Despite all this disappearing tax revenue, Reform say they will increase spending in some areas: some £40 billion more for health, defence and the police. And they will make our views better: electricity cables will be buried underground instead of hanging from those ugly pylons.
When it comes to how all this will be paid for Reform are much less clear. Money will be saved by abandoning our Climate Change Net Zero targets and by making 5% savings in central and local government bureaucracy. All will be well because, somehow, Reform’s policies will add 1% to growth (that’s almost double what it is now).
Do Reform’s supporters worry that the party’s tax and spend policies literally don’t add up? Do they care that its immigration policy contains nothing significantly different from those of the current and previous governments and, if implemented successfully, would do huge damage to the economy? No. And Farage knows that.
Look at his latest wheeze. He is rightly worried that so many wealthy people who earn most of their money outside the UK are leaving the country. These are the ‘non-doms’ who under the previous Conservative government were told that from April this year, if they stayed in the UK, they would have to start paying UK income tax on money they earned overseas from April 2029. Labour decided to be even tougher and have added inheritance tax. In 2024 about ten thousand millionaires left the UK, many of them non-doms with a lot more than a mere million quid. This was a 157% increase on 2023. The signs are that even more will have left by the end of 2025. Farage’s solution? A one-off entry fee of £250,000 for those who have gone abroad but wish to return. For this they will get a ‘Britannia Card’ which exempts their non-UK income and assets from UK taxation for ten years. The £1.5-2.5 billion a year raised would be given to the lowest 10% of British earners (2.5 million people).
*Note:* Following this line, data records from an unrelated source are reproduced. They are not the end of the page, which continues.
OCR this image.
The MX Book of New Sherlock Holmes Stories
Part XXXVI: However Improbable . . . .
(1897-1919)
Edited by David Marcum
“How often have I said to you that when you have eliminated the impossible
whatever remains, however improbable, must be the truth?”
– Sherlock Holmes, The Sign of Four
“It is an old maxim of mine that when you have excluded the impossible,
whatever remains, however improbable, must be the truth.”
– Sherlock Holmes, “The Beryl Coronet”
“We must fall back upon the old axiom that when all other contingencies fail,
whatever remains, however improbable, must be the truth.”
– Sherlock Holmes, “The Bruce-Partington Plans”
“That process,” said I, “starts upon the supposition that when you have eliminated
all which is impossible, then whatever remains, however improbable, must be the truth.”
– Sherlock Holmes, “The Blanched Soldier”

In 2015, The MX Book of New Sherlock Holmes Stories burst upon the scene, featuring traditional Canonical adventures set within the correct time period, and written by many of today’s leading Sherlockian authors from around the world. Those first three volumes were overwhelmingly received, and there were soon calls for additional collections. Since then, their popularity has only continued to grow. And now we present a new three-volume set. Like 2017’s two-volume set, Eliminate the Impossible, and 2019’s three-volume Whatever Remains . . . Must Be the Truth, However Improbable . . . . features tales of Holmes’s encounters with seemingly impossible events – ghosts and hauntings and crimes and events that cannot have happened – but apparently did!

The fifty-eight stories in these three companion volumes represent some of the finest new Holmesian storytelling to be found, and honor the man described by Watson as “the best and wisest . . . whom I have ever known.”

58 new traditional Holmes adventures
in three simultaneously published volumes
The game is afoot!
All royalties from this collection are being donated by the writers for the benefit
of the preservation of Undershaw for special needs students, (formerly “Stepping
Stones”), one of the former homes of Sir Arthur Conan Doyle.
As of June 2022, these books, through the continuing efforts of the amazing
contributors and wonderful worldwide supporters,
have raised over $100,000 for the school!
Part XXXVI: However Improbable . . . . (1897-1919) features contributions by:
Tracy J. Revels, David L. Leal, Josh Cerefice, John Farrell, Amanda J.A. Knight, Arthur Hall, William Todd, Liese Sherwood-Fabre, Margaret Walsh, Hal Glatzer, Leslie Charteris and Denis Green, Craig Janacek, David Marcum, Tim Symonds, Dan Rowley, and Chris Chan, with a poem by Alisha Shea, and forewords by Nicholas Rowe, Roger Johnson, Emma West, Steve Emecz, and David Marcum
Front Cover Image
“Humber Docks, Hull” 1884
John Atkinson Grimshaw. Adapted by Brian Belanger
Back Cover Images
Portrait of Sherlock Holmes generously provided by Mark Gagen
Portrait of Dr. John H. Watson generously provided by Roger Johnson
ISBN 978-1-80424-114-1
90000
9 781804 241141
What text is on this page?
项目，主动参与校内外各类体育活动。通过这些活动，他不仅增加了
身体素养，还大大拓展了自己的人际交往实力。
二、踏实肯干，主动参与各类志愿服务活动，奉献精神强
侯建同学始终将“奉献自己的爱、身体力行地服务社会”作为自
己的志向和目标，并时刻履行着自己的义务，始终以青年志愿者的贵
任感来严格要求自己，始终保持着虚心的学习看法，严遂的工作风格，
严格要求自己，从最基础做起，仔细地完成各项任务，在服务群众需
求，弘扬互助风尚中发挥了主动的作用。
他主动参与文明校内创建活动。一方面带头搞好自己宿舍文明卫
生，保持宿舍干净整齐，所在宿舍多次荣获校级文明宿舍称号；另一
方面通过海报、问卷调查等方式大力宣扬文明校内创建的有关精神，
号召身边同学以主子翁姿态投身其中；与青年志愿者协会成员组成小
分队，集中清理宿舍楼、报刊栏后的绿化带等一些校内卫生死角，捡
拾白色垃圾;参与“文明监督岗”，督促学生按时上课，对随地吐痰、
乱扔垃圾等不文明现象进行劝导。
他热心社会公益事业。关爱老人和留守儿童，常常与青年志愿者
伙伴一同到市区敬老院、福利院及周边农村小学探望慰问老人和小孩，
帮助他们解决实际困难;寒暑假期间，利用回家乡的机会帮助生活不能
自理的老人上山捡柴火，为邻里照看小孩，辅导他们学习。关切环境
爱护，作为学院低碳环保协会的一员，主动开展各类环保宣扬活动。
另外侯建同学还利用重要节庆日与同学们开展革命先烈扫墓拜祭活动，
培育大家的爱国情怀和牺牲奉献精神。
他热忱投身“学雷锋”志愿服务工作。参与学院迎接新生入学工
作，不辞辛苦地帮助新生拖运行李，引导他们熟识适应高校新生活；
Splendid…except that the existing non-dom policy is expected to raise some £36 billion in tax over 5 years. So, that’s another £26 billion net of lost revenue, Nigel. It’s been called by the media his “Robin Hood” policy and, of course, the poor who will benefit love it.
The UK’s institutions and systems badly need reforming if the country is to grow and prosper. The tax system needs a complete overhaul to make it less complicated and less easy to be gamed by the tax lawyers and accountants of the rich. Power and resources have to be transferred from central government to local government. We should emulate the French and others and have a health service partly funded by private insurance. Yet Reform UK is not offering any such reforms. It belies its name.
One reform which is also necessary and which Nigel Farage has long championed is to our voting system – making it a proportional one. He seems to have gone quiet about that of late. I wonder why.